Does this parser attempt to follow the spec that browsers follow?
Rust crates that follow WHATWG (I think this list is complete):
- lol-html
- html5ever
- html5gum
In its benchmarking suite, tl compares itself against both kinds of parsers, ones that do attempt to comply to the WHATWG spec and parsers who don't. Since WHATWG defines error-recovery etc very precisely, that influences what kind of optimizations one can do, and explains why html5ever is slow.

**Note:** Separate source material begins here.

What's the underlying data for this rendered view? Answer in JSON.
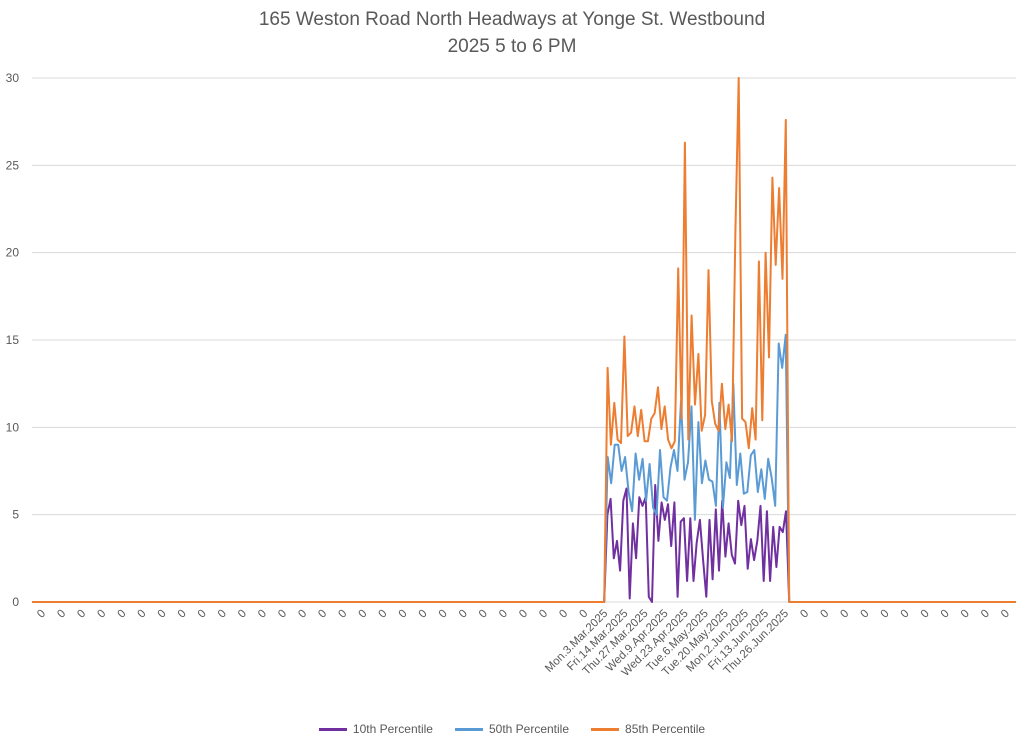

thanks for bringing this up, it's a good point and I think it's important to add this to the README. Seems a little unfair to make crates like html5ever look "bad" in the benchmarks even though the reason for that is probably that they closely follow the spec as you say, and comparing it to this crate. This is mentioned in the separate benchmark repo (linked in the README), but it's kind of hidden behind a wall of text (and not mentioned here), which is unfortunate. Currently, this crate doesn't follow the full spec. When I made this crate, I needed a fast library for a project, something that can parse "sane" HTML documents very quickly (doesn't need to be spec compliant - it just needs to be able to parse the typical document) and provides a simple API to interact with the parsed tree. Hopefully in the future we can work towards being whatwg-compliant, without losing too much performance. Also html5gum looks cool ;)
I added a few things to the README, hoping that it makes the goals of this crate more clear. I've also fixed the benchmarks section up a bit. The table now has a column for "follows spec" (whether compliance with the spec is a goal) and a "note", saying that it's important to understand what difference it makes for performance if one isn't bound to a specification.